Ruben Laukkonen at Vrije Universiteit Amsterdam and his colleagues asked 300 people to look at a series of statements and decide, on a 12-point scale, how certain they felt about whether the statement was true or not.

The team split the participants into three equal groups, giving each a slightly different version of the task.

The first group had to solve an anagram to reveal one of the words in each statement. For example, “There are more than 100,000 craters on the nomo” (moon) or “ithlium (lithium) is the lightest of all metals”.

The idea was to engineer a Eureka moment amongst participants, and people reported experiencing such a breakthrough 39 per cent of the time.

The second group were presented plain statements, without an anagram, and the final group were presented the statements but with the a word withheld for 15 seconds, roughly the amount of time it took for the others to solve the anagram.

Participants who had a Eureka moment after solving an anagram rated the statements 7 per cent higher on the 12-point truth scale, regardless of whether the statement was actually true or not.
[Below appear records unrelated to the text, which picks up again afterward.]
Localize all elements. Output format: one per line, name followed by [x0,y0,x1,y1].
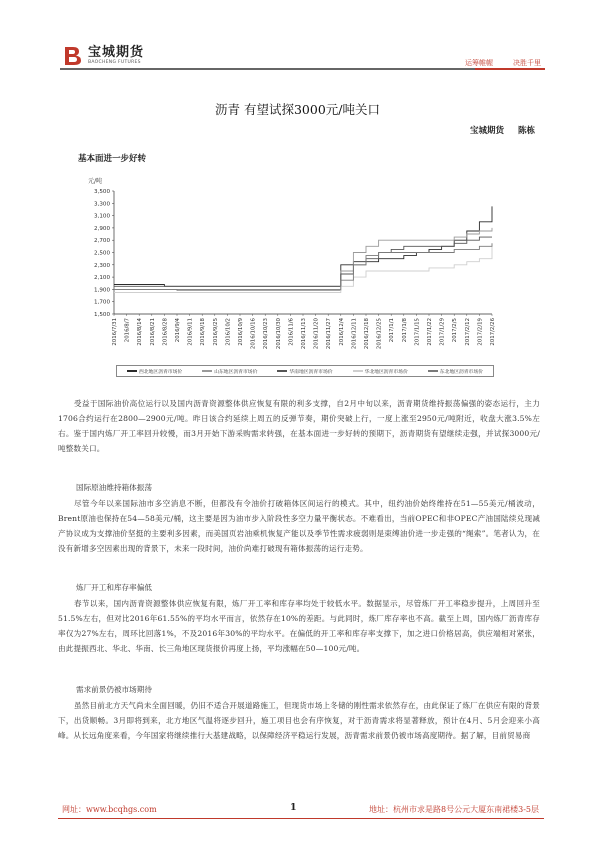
x-tick-label: 2016/11/6 [288,318,295,346]
y-tick-label: 1,700 [93,299,110,306]
y-tick-label: 1,900 [93,287,110,294]
legend-label: 华北地区沥青市场价 [364,369,408,375]
footer-website: 网址：www.bcqhgs.com [62,805,157,814]
legend-label: 华南地区沥青市场价 [289,369,333,375]
legend-label: 东北地区沥青市场价 [439,369,483,375]
x-tick-label: 2016/10/23 [263,318,270,350]
x-tick-label: 2016/12/4 [338,318,345,346]
y-tick-label: 3,500 [93,189,110,195]
y-tick-label: 2,100 [93,275,110,282]
author-name: 陈栋 [517,126,535,136]
y-tick-label: 2,300 [93,262,110,269]
paragraph-2: 尽管今年以来国际油市多空消息不断，但都没有令油价打破箱体区间运行的模式。其中，纽约油价始终维持在51—55美元/桶波动，Brent原油也保持在54—58美元/桶，这主要是因为油市步入阶段性多空力量平衡状态。不难看出，当前OPEC和非OPEC产油国陆续兑现减产协议成为支撑油价坚挺的主要利多因素，而美国页岩油乘机恢复产能以及季节性需求疲弱则是束缚油价进一步走强的“绳索”。笔者认为，在没有新增多空因素出现的背景下，未来一段时间，油价尚难打破现有箱体振荡的运行走势。 [58,499,540,553]
legend-item-5 [428,368,483,375]
byline [470,124,535,136]
x-tick-label: 2016/10/9 [238,318,244,346]
paragraph-1: 受益于国际油价高位运行以及国内沥青资源整体供应恢复有限的利多支撑，自2月中旬以来，沥青期货维持振荡偏强的姿态运行，主力1706合约运行在2800—2900元/吨。昨日该合约延续上周五的反弹节奏，期价突破上行，一度上涨至2950元/吨附近，收盘大涨3.5%左右。鉴于国内炼厂开工率回升较慢，而3月开始下游采购需求转强，在基本面进一步好转的预期下，沥青期货有望继续走强，并试探3000元/吨整数关口。 [58,399,540,453]
x-tick-label: 2016/11/20 [313,318,320,350]
y-axis-label: 元/吨 [88,178,103,185]
x-tick-label: 2016/11/27 [326,318,333,350]
y-tick-label: 2,500 [93,250,110,257]
series-line-3 [114,237,492,286]
x-tick-label: 2016/9/18 [200,318,207,346]
slogan-part-1: 运筹帷幄 [465,59,493,67]
legend-swatch [428,370,438,372]
legend-swatch [277,370,287,372]
series-line-5 [114,243,492,289]
x-tick-label: 2016/9/11 [187,318,194,346]
y-tick-label: 1,500 [93,312,110,318]
page-number: 1 [290,802,297,813]
chart-svg [80,172,495,388]
subheading-3: 需求前景仍被市场期待 [76,685,152,694]
footer-rule [58,818,544,819]
header-slogan [465,58,541,68]
legend-item-2 [202,368,257,375]
asphalt-price-chart [80,172,495,388]
legend-swatch [127,370,137,372]
series-line-2 [114,228,492,291]
x-tick-label: 2016/8/7 [124,318,131,343]
x-tick-label: 2016/8/28 [162,318,169,346]
y-tick-label: 2,700 [93,238,110,245]
company-logo [62,44,144,68]
logo-cn-text: 宝城期货 [88,45,145,61]
header-rule [60,68,475,70]
paragraph-4: 虽然目前北方天气尚未全面回暖，仍旧不适合开展道路施工，但现货市场上冬储的刚性需求依然存在，由此保证了炼厂在供应有限的背景下，出货顺畅。3月即将到来，北方地区气温将逐步回升，施工项目也会有序恢复，对于沥青需求将显著释放，预计在4月、5月会迎来小高峰。从长远角度来看，今年国家将继续推行大基建战略，以保障经济平稳运行发展，沥青需求前景仍被市场高度期待。据了解，目前贸易商 [58,701,540,740]
logo-en-text: BAOCHENG FUTURES [88,60,141,66]
x-tick-label: 2017/1/29 [439,318,446,346]
x-tick-label: 2016/8/21 [149,318,156,346]
author-org: 宝城期货 [469,126,504,136]
series-line-4 [114,246,492,292]
y-tick-label: 3,100 [93,213,110,220]
legend-label: 西北地区沥青市场价 [139,369,183,375]
paragraph-3: 春节以来，国内沥青资源整体供应恢复有限，炼厂开工率和库存率均处于较低水平。数据显示，尽管炼厂开工率稳步提升，上周回升至51.5%左右，但对比2016年61.55%的平均水平而言，依然存在10%的差距。与此同时，炼厂库存率也不高。截至上周，国内炼厂沥青库存率仅为27%左右，周环比回落1%，不及2016年30%的平均水平。在偏低的开工率和库存率支撑下，加之进口价格居高，供应端相对紧张，由此提振西北、华北、华南、长三角地区现货报价再度上扬，平均涨幅在50—100元/吨。 [58,599,540,653]
article-title: 沥青 有望试探3000元/吨关口 [215,102,380,117]
x-tick-label: 2016/10/16 [250,318,257,350]
legend-swatch [353,370,363,372]
legend-item-4 [353,368,408,375]
x-tick-label: 2016/7/31 [112,318,118,346]
x-tick-label: 2017/1/22 [427,318,433,346]
x-tick-label: 2016/9/4 [175,318,181,343]
legend-item-1 [127,368,182,375]
header-rule-accent [475,68,545,70]
x-tick-label: 2016/8/14 [137,318,144,346]
x-tick-label: 2017/1/8 [401,318,408,343]
x-tick-label: 2017/2/12 [464,318,471,346]
y-tick-label: 2,900 [93,225,110,232]
x-tick-label: 2017/1/1 [389,318,396,343]
legend-item-3 [277,368,332,375]
x-tick-label: 2017/1/15 [414,318,421,346]
y-tick-label: 3,300 [93,201,110,208]
x-tick-label: 2017/2/19 [477,318,484,346]
legend-swatch [202,370,212,372]
x-tick-label: 2016/10/30 [275,318,282,350]
legend-label: 山东地区沥青市场价 [214,369,258,375]
subheading-1: 国际原油维持箱体振荡 [76,483,152,492]
subheading-2: 炼厂开工和库存率偏低 [76,583,152,592]
x-tick-label: 2016/9/25 [212,318,219,346]
x-tick-label: 2016/12/18 [364,318,370,350]
chart-legend [116,365,494,377]
logo-b-icon [62,45,84,67]
x-tick-label: 2016/12/25 [376,318,383,350]
x-tick-label: 2016/11/13 [301,318,307,350]
x-tick-label: 2016/12/11 [351,318,358,350]
section-heading: 基本面进一步好转 [78,154,147,164]
slogan-part-2: 决胜千里 [513,59,541,67]
x-tick-label: 2017/2/26 [490,318,496,346]
footer-address: 地址：杭州市求是路8号公元大厦东南裙楼3-5层 [369,805,539,814]
x-tick-label: 2017/2/5 [452,318,459,343]
x-tick-label: 2016/10/2 [225,318,232,346]
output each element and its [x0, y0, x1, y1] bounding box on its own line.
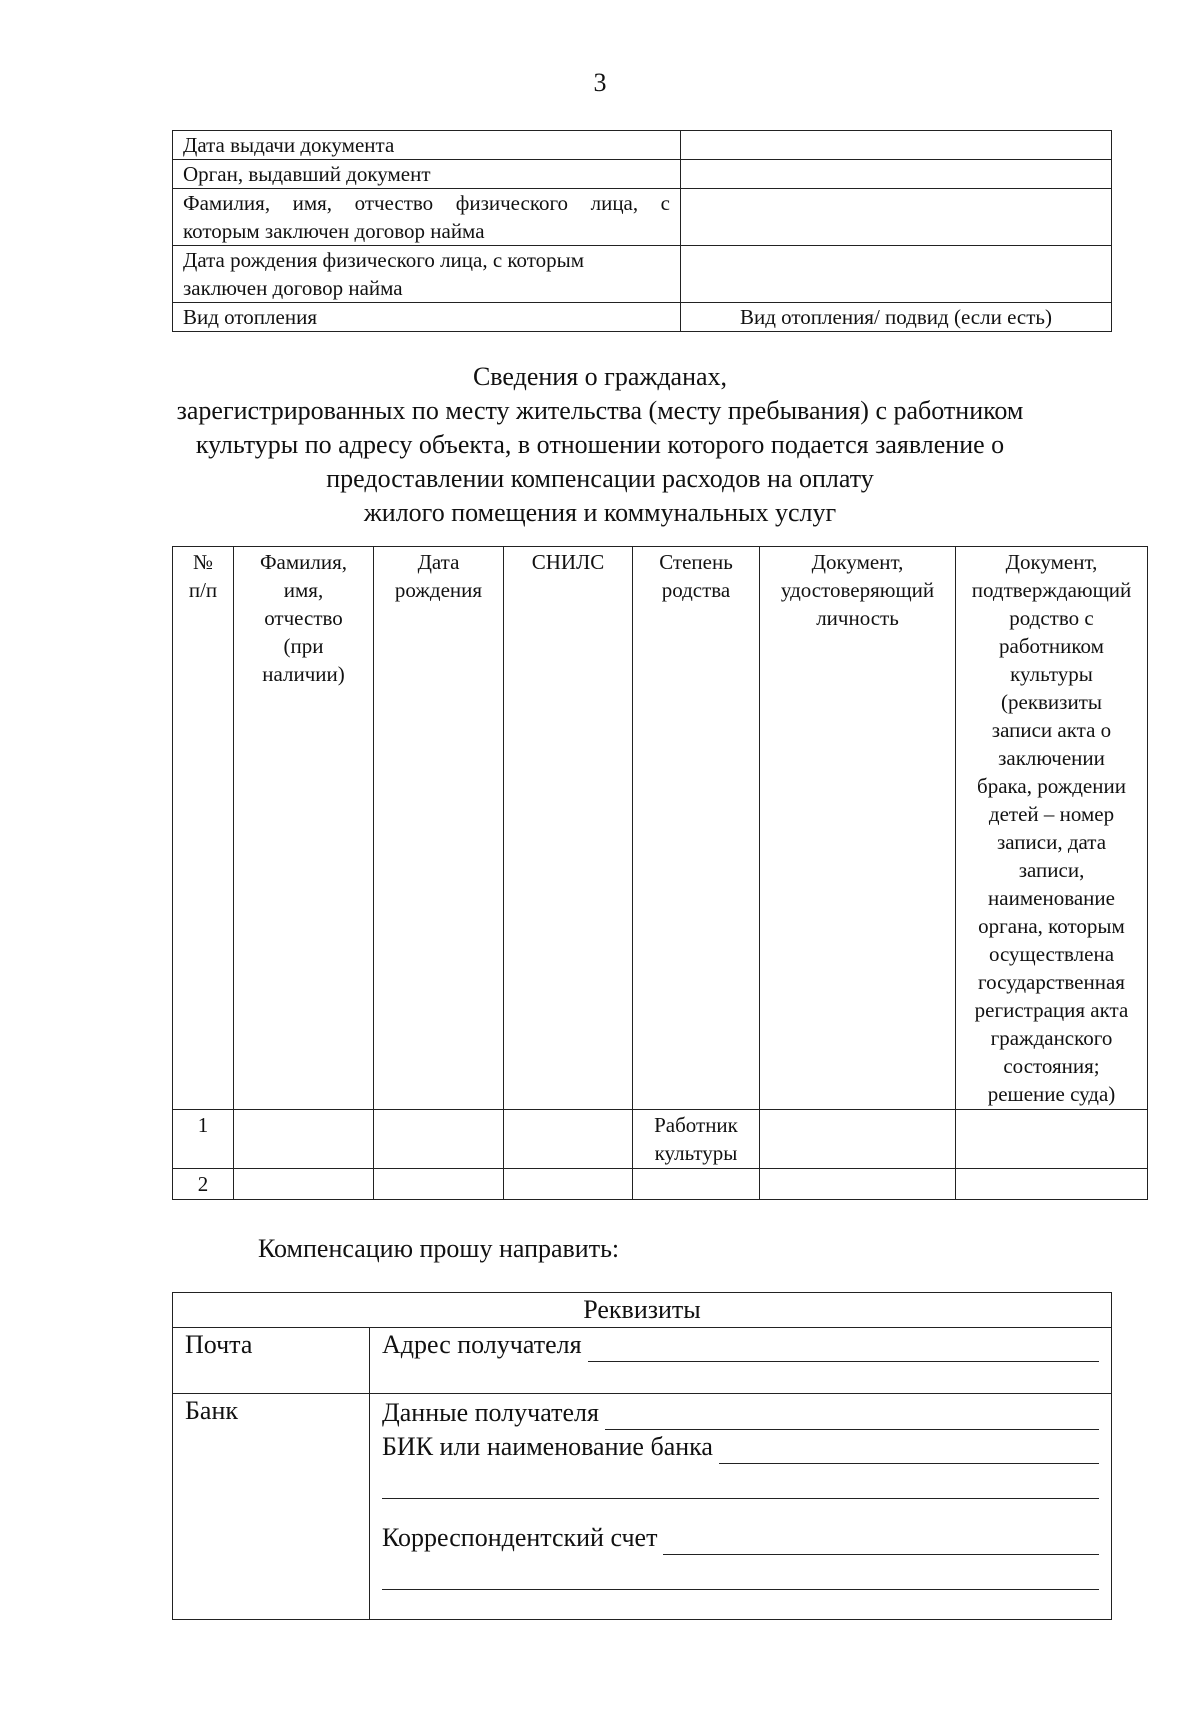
document-details-table	[172, 130, 1112, 332]
col-header-id-document: Документ, удостоверяющий личность	[760, 547, 956, 1110]
issue-date-value[interactable]	[681, 131, 1112, 160]
col-header-fio: Фамилия, имя, отчество (при наличии)	[234, 547, 374, 1110]
col-header-kinship: Степень родства	[633, 547, 760, 1110]
table-row	[173, 303, 1112, 332]
snils-cell[interactable]	[504, 1169, 633, 1200]
table-header-row	[173, 547, 1148, 1110]
bank-bik-field[interactable]	[382, 1430, 1099, 1464]
tenant-birthdate-label-line2: заключен договор найма	[183, 276, 403, 300]
recipient-address-field[interactable]	[382, 1328, 1099, 1362]
tenant-birthdate-label-line1: Дата рождения физического лица, с которым	[183, 248, 585, 272]
bank-label: Банк	[173, 1394, 370, 1620]
issuing-authority-label: Орган, выдавший документ	[173, 160, 681, 189]
kinship-cell: Работник культуры	[633, 1110, 760, 1169]
citizens-table	[172, 546, 1148, 1200]
table-row	[173, 1110, 1148, 1169]
col-header-kinship-document: Документ, подтверждающий родство с работником культуры (реквизиты записи акта о заключении брака, рождении детей – номер записи, дата записи, наименование органа, которым осуществлена государственная регистрация акта гражданского состояния; решение суда)	[956, 547, 1148, 1110]
recipient-address-label: Адрес получателя	[382, 1330, 582, 1359]
table-row	[173, 1169, 1148, 1200]
compensation-label: Компенсацию прошу направить:	[258, 1234, 620, 1263]
col-header-birthdate: Дата рождения	[374, 547, 504, 1110]
heading-line: культуры по адресу объекта, в отношении которого подается заявление о	[195, 430, 1005, 459]
bank-recipient-label: Данные получателя	[382, 1398, 599, 1427]
corr-account-line[interactable]	[663, 1528, 1099, 1555]
page-number: 3	[593, 68, 607, 97]
issuing-authority-value[interactable]	[681, 160, 1112, 189]
issue-date-label: Дата выдачи документа	[173, 131, 681, 160]
kinship-document-cell[interactable]	[956, 1110, 1148, 1169]
post-row	[173, 1328, 1112, 1394]
corr-account-continuation-line[interactable]	[382, 1555, 1099, 1590]
corr-account-field[interactable]	[382, 1521, 1099, 1555]
heating-type-label: Вид отопления	[173, 303, 681, 332]
tenant-birthdate-label	[173, 246, 681, 303]
bank-bik-line[interactable]	[719, 1437, 1099, 1464]
bank-bik-continuation-line[interactable]	[382, 1464, 1099, 1499]
heating-type-value: Вид отопления/ подвид (если есть)	[681, 303, 1112, 332]
table-header-row	[173, 1293, 1112, 1328]
fio-cell[interactable]	[234, 1110, 374, 1169]
id-document-cell[interactable]	[760, 1110, 956, 1169]
corr-account-label: Корреспондентский счет	[382, 1523, 658, 1552]
tenant-birthdate-value[interactable]	[681, 246, 1112, 303]
heading-line: жилого помещения и коммунальных услуг	[363, 498, 837, 527]
table-row	[173, 160, 1112, 189]
table-row	[173, 131, 1112, 160]
table-row	[173, 246, 1112, 303]
birthdate-cell[interactable]	[374, 1110, 504, 1169]
requisites-table	[172, 1292, 1112, 1620]
tenant-name-value[interactable]	[681, 189, 1112, 246]
post-details	[370, 1328, 1112, 1394]
requisites-title: Реквизиты	[173, 1293, 1112, 1328]
kinship-document-cell[interactable]	[956, 1169, 1148, 1200]
section-heading	[150, 360, 1050, 530]
heading-line: предоставлении компенсации расходов на оплату	[326, 464, 874, 493]
col-header-snils: СНИЛС	[504, 547, 633, 1110]
heading-line: Сведения о гражданах,	[472, 362, 728, 391]
id-document-cell[interactable]	[760, 1169, 956, 1200]
snils-cell[interactable]	[504, 1110, 633, 1169]
col-header-num: № п/п	[173, 547, 234, 1110]
heading-line: зарегистрированных по месту жительства (месту пребывания) с работником	[176, 396, 1024, 425]
tenant-name-label-line1: Фамилия, имя, отчество физического лица, с	[183, 191, 670, 215]
tenant-name-label	[173, 189, 681, 246]
table-row	[173, 189, 1112, 246]
bank-recipient-line[interactable]	[605, 1403, 1099, 1430]
bank-recipient-field[interactable]	[382, 1396, 1099, 1430]
row-number: 2	[173, 1169, 234, 1200]
birthdate-cell[interactable]	[374, 1169, 504, 1200]
tenant-name-label-line2: которым заключен договор найма	[183, 219, 485, 243]
bank-bik-label: БИК или наименование банка	[382, 1432, 713, 1461]
bank-details	[370, 1394, 1112, 1620]
recipient-address-line[interactable]	[588, 1335, 1099, 1362]
kinship-cell[interactable]	[633, 1169, 760, 1200]
post-label: Почта	[173, 1328, 370, 1394]
bank-row	[173, 1394, 1112, 1620]
fio-cell[interactable]	[234, 1169, 374, 1200]
row-number: 1	[173, 1110, 234, 1169]
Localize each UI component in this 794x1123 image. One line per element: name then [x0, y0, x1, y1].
“When you consider that this was driven by something as trivial as an anagram, the effect of a genuine Aha! moment on truth judgements is likely to be much stronger,” says Laukonnen.

He speculates that it might underlie some of the effectiveness of fake news. “A well-crafted narrative sprinkled with fake evidence could set the reader up to experience an Aha! moment,” says Laukonnen. “The Aha! moment may be true in the context of the article, but false because the content of the article itself is false.”

“Ultimately the hope is that if we understand the nature of Eureka moments we can use them more effectively” he says.

Gerd Gigerenzer at the Max Planck Institute for Human Development says that while the results are interesting, he still doesn’t see a reason to distrust Eureka moments. He says social psychologists have “a bias for looking for biases” and that the results may not stand up to scrutiny.